If you’ve never heard of Hans Island, it’s probably because, well, there’s not that much to say about it. The half-square-mile island sits directly in the middle of the Nares Strait, a 22-mile-wide waterway that separates the most northern land of Canada, Ellesmere Island, and Greenland, an autonomous Denmark territory.

Hans Island itself lacks any real natural resources or territorial advantages. It’s essentially a giant rock, and the only thing that keeps perpetuating the ownership debate is the fact that it sits within the 12-mile territorial limit of both Canada and Greenland, making it close enough that each country involved can claim it under international law.

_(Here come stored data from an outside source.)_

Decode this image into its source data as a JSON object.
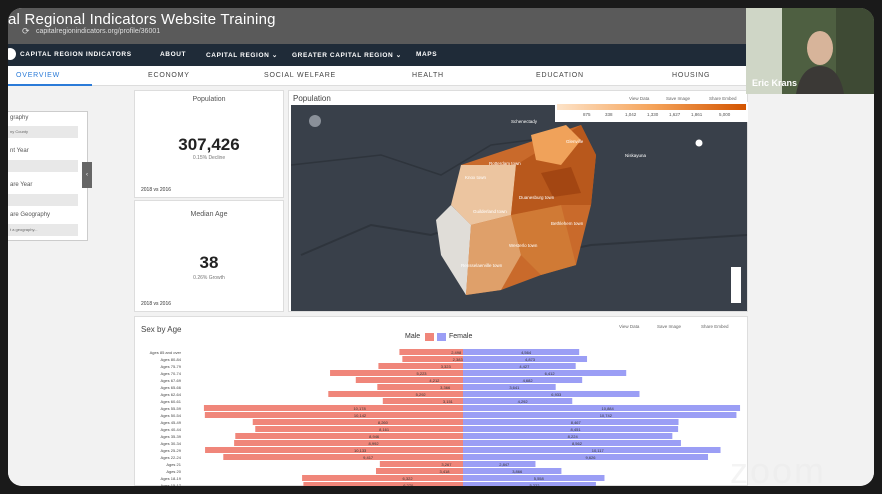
{
  "video": {
    "title": "al Regional Indicators Website Training",
    "url": "capitalregionindicators.org/profile/36001",
    "zoom_watermark": "zoom"
  },
  "nav": {
    "items": [
      "CAPITAL REGION INDICATORS",
      "ABOUT",
      "CAPITAL REGION ⌄",
      "GREATER CAPITAL REGION ⌄",
      "MAPS"
    ]
  },
  "tabs": [
    "OVERVIEW",
    "ECONOMY",
    "SOCIAL WELFARE",
    "HEALTH",
    "EDUCATION",
    "HOUSING"
  ],
  "filters": {
    "labels": [
      "graphy",
      "nt Year",
      "are Year",
      "are Geography"
    ],
    "box_values": [
      "ny County",
      "",
      "",
      "t a geography..."
    ]
  },
  "cards": {
    "population": {
      "title": "Population",
      "value": "307,426",
      "sub": "0.15% Decline",
      "foot": "2018 vs 2016"
    },
    "median_age": {
      "title": "Median Age",
      "value": "38",
      "sub": "0.26% Growth",
      "foot": "2018 vs 2016"
    }
  },
  "map": {
    "title": "Population",
    "links": [
      "View Data",
      "Save Image",
      "Share Embed"
    ],
    "legend_values": [
      "875",
      "338",
      "1,042",
      "1,330",
      "1,627",
      "1,861",
      "5,000"
    ],
    "places": [
      "Schenectady",
      "Rotterdam town",
      "Glenville",
      "Niskayuna",
      "Knox town",
      "Duanesburg town",
      "Guilderland town",
      "Bethlehem town",
      "Westerlo town",
      "Rensselaerville town"
    ]
  },
  "chart": {
    "title": "Sex by Age",
    "links": [
      "View Data",
      "Save Image",
      "Share Embed"
    ],
    "legend": {
      "male": "Male",
      "female": "Female"
    },
    "colors": {
      "male": "#f0867a",
      "female": "#9b9ef5"
    }
  },
  "chart_data": {
    "type": "bar",
    "title": "Sex by Age",
    "categories": [
      "Ages 85 and over",
      "Ages 80-84",
      "Ages 75-79",
      "Ages 70-74",
      "Ages 67-69",
      "Ages 65-66",
      "Ages 62-64",
      "Ages 60-61",
      "Ages 55-59",
      "Ages 50-54",
      "Ages 45-49",
      "Ages 40-44",
      "Ages 35-39",
      "Ages 30-34",
      "Ages 25-29",
      "Ages 22-24",
      "Ages 21",
      "Ages 20",
      "Ages 18-19",
      "Ages 15-17"
    ],
    "series": [
      {
        "name": "Male",
        "values": [
          2498,
          2383,
          3323,
          5223,
          4212,
          3366,
          5292,
          3151,
          10178,
          10142,
          8260,
          8161,
          8946,
          8992,
          10133,
          9417,
          3267,
          3418,
          6322,
          6270
        ]
      },
      {
        "name": "Female",
        "values": [
          4564,
          4873,
          4427,
          6412,
          4682,
          3641,
          6933,
          4292,
          10884,
          10742,
          8467,
          8451,
          8224,
          8562,
          10117,
          9626,
          2847,
          3866,
          5558,
          5222
        ]
      }
    ]
  },
  "webcam": {
    "name": "Eric Krans"
  }
}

It started in 1880, when Hans Island got lost in the shuffle of the British transferring remaining arctic territories to Canada. Due to the use of predominantly outdated, 16th-century maps, the small island was not explicitly included in the transfer, and as such wasn’t even recognized until decades later.

Hans Island

In 1933, Greenland was declared the rightful owner of Hans Island, by the ironically named Permanent Court of International Justice. This organization was dissolved within a few years of this decision and effectively replaced with the UN, and the aforementioned ownership resolution was deemed no longer valid, so Hans was once again up for grabs.

Both World War II and the Cold War took precedence over more trivial conversations, and even after a maritime border negotiation in the early 1970s, the territory still sat simmering on the back burner.

The best part of the history of Hans Island comes in 1984, when Canadian troops visited the island and left behind something distinct to the Great White North, an erected Canadian flag, a sign that read “Welcome to Canada” and a bottle of Canadian Club whisky.

Not wanting to show up empty-handed to the party, Greenland’s minister took a trip to the island soon after, removing and replacing all the Canadian offerings with their own flag, a bottle of Danish schnapps, and a sign that read “Velkommen til den danske ΓΈ” or “Welcome to the Danish Island.”

And thus began the first chapter of one of the most neighborly and hospitable disputes (or elaborate drinking games) in history, known as The Whisky War. Since then, there have been continued trips by both sides to collect and replace the other party’s goods, and while what happens to the alcohol when it’s taken off the island has never been confirmed, the assumption is someone is out there enjoying it.

In more recent years, both Canadian and Danish representatives have called for the island to be declared a shared sovereignty, but it remains unclear if and when any official resolution to the Whisky War has been reached. Lawmakers have even cited this ongoing discourse as setting an interesting precedent or subsequently having ramifications for border negotiations, particularly international ones.

All in all, few things make for a better story than two allied countries fighting a battle over land for more than three decades with welcome signs and booze.

Editor’s Note: While the word “whiskey” is commonly spelled with an “E” preceding the “Y” in the United States, the “E” is notably absent from the word in nations like Canada, where this story takes place. There actually is a defined difference between the terms, but colloquially, they are often used interchangeably.